В первую же встречу с Мономахом в Киеве Всеволод не утерпел сказать об этом. Великий был в добром расположении духа. Перед тем много говорил с Григорием. Не то чтобы спорили, но обсуждали, должно ли князю неколебимо держать данное им слово.
– Слово от Бога, и коли ты его положил перед людьми, то должно оно быть неколебимым, – говорил Мономах. – Раз сказанное должно во всю жизнь исполняться.
Григорий не то чтобы возразил, но разъяснил:
– Слово свято только тогда, когда оно от Бога. Но не всяко слово от Бога. В том и вся житейская мудрость заключена – уметь воспринять слово божье.
– Князь – помазанник божий? – то ли спросил, то ли утвердил Мономах.
Так же ответил и Григорий.
– Помазанник, но не Бог?! В твоих устах, великий князь, не токмо божье слово, но иных много…
– И от беса может быть слово? – внезапно спросил князь.
Вопрос не застал Григория врасплох.
– Одному тебе следует знать о том. В человеке много чего от мира сего – и гордыня, и уныние, и любодеяние, и жажда богатства и чревоугодия… И всё то выражено словом. Всё на устах не токмо у человеков малых, но и у больших, а паче на устах не токмо простых князей, но и помазанников божьих.

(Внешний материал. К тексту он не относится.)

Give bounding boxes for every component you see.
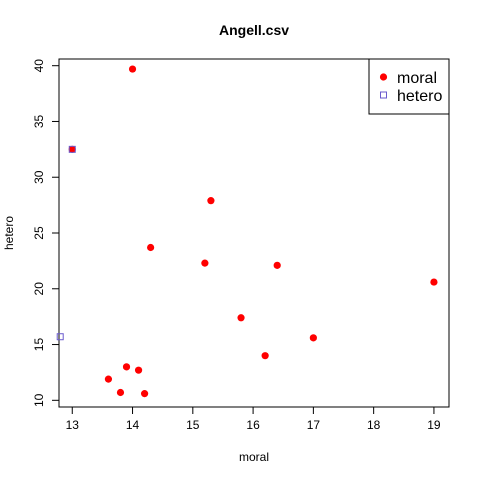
x-tick-label: 16	[246, 418, 260, 432]
data-points	[56, 65, 438, 398]
x-tick-label: 18	[367, 418, 381, 432]
moral-point	[430, 278, 438, 286]
y-tick-label: 10	[32, 393, 46, 407]
y-tick-label: 15	[32, 338, 46, 352]
moral-point	[237, 314, 245, 322]
y-axis-label: hetero	[2, 216, 16, 250]
y-tick-label: 40	[32, 59, 46, 73]
y-axis: 10 15 20 25 30 35 40	[32, 59, 60, 407]
legend-label-hetero: hetero	[397, 88, 442, 105]
moral-point	[261, 352, 269, 360]
moral-point	[147, 243, 155, 252]
y-tick-label: 35	[32, 114, 46, 128]
moral-point	[122, 363, 131, 371]
hetero-point	[56, 333, 64, 341]
moral-point	[134, 366, 143, 374]
y-tick-label: 30	[32, 170, 46, 184]
moral-point	[309, 334, 317, 342]
moral-point	[128, 65, 137, 73]
moral-point	[68, 145, 76, 153]
x-axis-label: moral	[239, 450, 269, 464]
moral-point	[201, 259, 209, 267]
legend-marker-hetero	[380, 91, 387, 99]
x-tick-label: 13	[66, 418, 80, 432]
moral-point	[104, 375, 113, 383]
chart-title: Angell.csv	[219, 22, 289, 38]
moral-point	[207, 197, 215, 205]
legend-marker-moral	[379, 73, 388, 81]
legend-label-moral: moral	[397, 70, 437, 87]
y-tick-label: 20	[32, 282, 46, 296]
hetero-point	[68, 145, 76, 153]
x-axis: 13 14 15 16 17 18 19	[66, 406, 441, 432]
moral-point	[273, 261, 281, 269]
legend-box	[368, 58, 450, 115]
y-tick-label: 25	[32, 226, 46, 240]
x-tick-label: 14	[126, 418, 140, 432]
moral-point	[140, 390, 149, 398]
x-tick-label: 19	[427, 418, 441, 432]
moral-point	[116, 388, 125, 397]
x-tick-label: 17	[307, 418, 321, 432]
x-tick-label: 15	[186, 418, 200, 432]
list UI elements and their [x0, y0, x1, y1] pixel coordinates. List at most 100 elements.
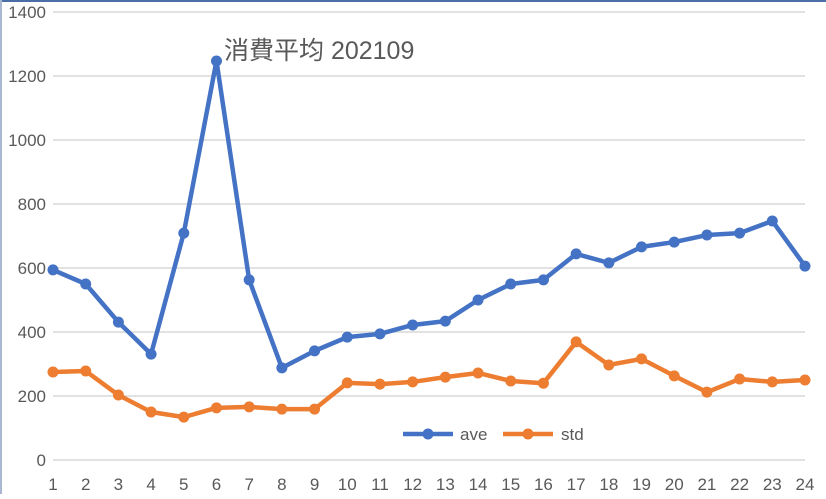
data-point-marker — [210, 402, 222, 414]
data-point-marker — [734, 227, 746, 239]
x-tick-label: 16 — [534, 475, 553, 494]
data-point-marker — [439, 315, 451, 327]
data-point-marker — [112, 316, 124, 328]
data-point-marker — [472, 367, 484, 379]
x-tick-label: 15 — [501, 475, 520, 494]
x-tick-label: 9 — [310, 475, 319, 494]
y-tick-label: 1400 — [8, 3, 46, 22]
data-point-marker — [178, 411, 190, 423]
data-point-marker — [407, 376, 419, 388]
data-point-marker — [603, 257, 615, 269]
y-tick-label: 200 — [18, 387, 46, 406]
data-point-marker — [636, 241, 648, 253]
data-point-marker — [210, 55, 222, 67]
data-point-marker — [603, 359, 615, 371]
x-tick-label: 6 — [212, 475, 221, 494]
series-line — [52, 339, 806, 420]
series-line — [52, 58, 807, 371]
y-tick-label: 1200 — [8, 67, 46, 86]
x-tick-label: 24 — [796, 475, 815, 494]
data-point-marker — [374, 378, 386, 390]
data-point-marker — [80, 365, 92, 377]
data-point-marker — [145, 406, 157, 418]
data-point-marker — [537, 274, 549, 286]
data-point-marker — [668, 236, 680, 248]
x-tick-label: 17 — [567, 475, 586, 494]
data-point-marker — [309, 345, 321, 357]
data-point-marker — [47, 366, 59, 378]
x-tick-label: 4 — [146, 475, 155, 494]
x-tick-label: 13 — [436, 475, 455, 494]
x-tick-label: 5 — [179, 475, 188, 494]
y-tick-label: 800 — [18, 195, 46, 214]
data-point-marker — [734, 373, 746, 385]
data-point-marker — [505, 278, 517, 290]
x-tick-label: 2 — [81, 475, 90, 494]
x-tick-label: 11 — [371, 475, 389, 494]
data-point-marker — [668, 370, 680, 382]
data-point-marker — [47, 264, 59, 276]
data-point-marker — [276, 362, 288, 374]
data-point-marker — [145, 348, 157, 360]
series-std — [47, 336, 811, 423]
gridlines — [53, 11, 805, 461]
series-ave — [47, 55, 811, 374]
legend-marker-icon — [522, 428, 534, 440]
data-point-marker — [766, 215, 778, 227]
x-tick-label: 18 — [599, 475, 618, 494]
data-point-marker — [374, 328, 386, 340]
data-point-marker — [243, 401, 255, 413]
data-point-marker — [799, 260, 811, 272]
data-point-marker — [636, 353, 648, 365]
data-point-marker — [276, 403, 288, 415]
x-tick-label: 20 — [665, 475, 684, 494]
series-lines — [47, 55, 811, 423]
x-tick-label: 21 — [697, 475, 716, 494]
data-point-marker — [407, 319, 419, 331]
data-point-marker — [178, 227, 190, 239]
x-tick-label: 12 — [403, 475, 422, 494]
legend-item-std: std — [503, 425, 584, 444]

– Так что же я за правитель, ежели, дав слово, могу его иначить или вовсе наплевать на него?
– В том и мудрость твоя – прежде чем дать Слово, предвидеть и пользу, и вред его. Язык наш прорицает: не давши слова – крепись, а давши – держись. Многие считают, что мудрость вся в том, чтобы держаться. Ан нет, она в крепости. В оном вся сила! Скрепи и сердце, и душу свою глубокой и полезной думой, разговором с самим Богом и советом с ним. И только потом решай о Слове своём.
– Умён ты, отче. Простотой своей умён. А как быть, коли дадено слово и крестным целованием подтверждено. Нарушить – грех великий. Так?
– Так.
– А что мне делать тогда? Единственно – не нарушать!
Григорий улыбнулся широко, но сказал жестокое:
– Аль не было такого? Аль не нарушал Слова и крестного святого целования?
Мономах некстати озорно ухмыльнулся и поспешил скороговоркой:
– Грешен, грешен, отче. Каюсь! И долго ещё каяться мне, во всю жизнь. С того порою и сокрушена душа моя. Прости, отче!
– Бог простит! Тяжела твоя шапка, Мономах.
– Ох тяжела, ох тяжела шапка Мономашья, – понравилось сказанное великому князю.
Они ещё долго беседовали, а Всеволод молча слушал, думая о своём.
Григорий остался на обеденную трапезу. За столом в узком кругу Мономах ещё более воспрял душою, обласкав добрым словом Всеволода, потому и решился тот высказать наболевшее.
Великий князь выслушал, не перебивая, страстную речь. А когда замолк Всеволод, молвил с усмешкой:
– Высокое княжение не клянчат, но берут, – искоса глянул на Григория, вопрошая: «Как ты о том разумеешь, отче?» – И снова к Всеволоду: – Ярослав взял княжение по праву. И не мне разводить свару в гнезде Святославовом.
– Ярослав погубит княжество, нет у него ни сил, ни разума, чтобы оным править, – преодолев внезапный холод в груди, поспешил сказать Всеволод. – Черниговский народ и дядю Давыда терпел, считая себя Ольговыми.
– Не одни они так считали, – вовсе развеселился Мономах. – Ан по-другому вышло. А ты, сын, под чьим крылом? Под Ольговым? – замолчал, ожидая ответа.
Всеволод, и глазом не моргнув, ответил:
– Под твоим. Ты мне вместо отца.
– Так и думай по-моему, сыне. В вашем роду – ваши дела. Мои дела – по всей Руси. Хочешь ими жить – живи, но в родовые ваши дела меня не впутывай. Разбирайтесь сами. А помру я, кому жалиться пойдёшь? – засмеялся весело.
Хорошее настроение у Мономаха, доброе.
– Живи, княже, – встрял в разговор Григорий. – Помирать тебе теперича нельзя. Не время…
– А у меня и ране на то времени не было.
– Теперь паче. Кроме тебя, Русь твою некому удержать.
– Аль слаб Мстислав?
– Ой, не слаб! Но и ему не под силу ноша.
– Что же тогда делать, отче?
– Живи, великий князь, – просто ответил Григорий.
– Восьмой десяток катится. Не чужое ли заживаю?
– Своё! – определённо ответил Григорий.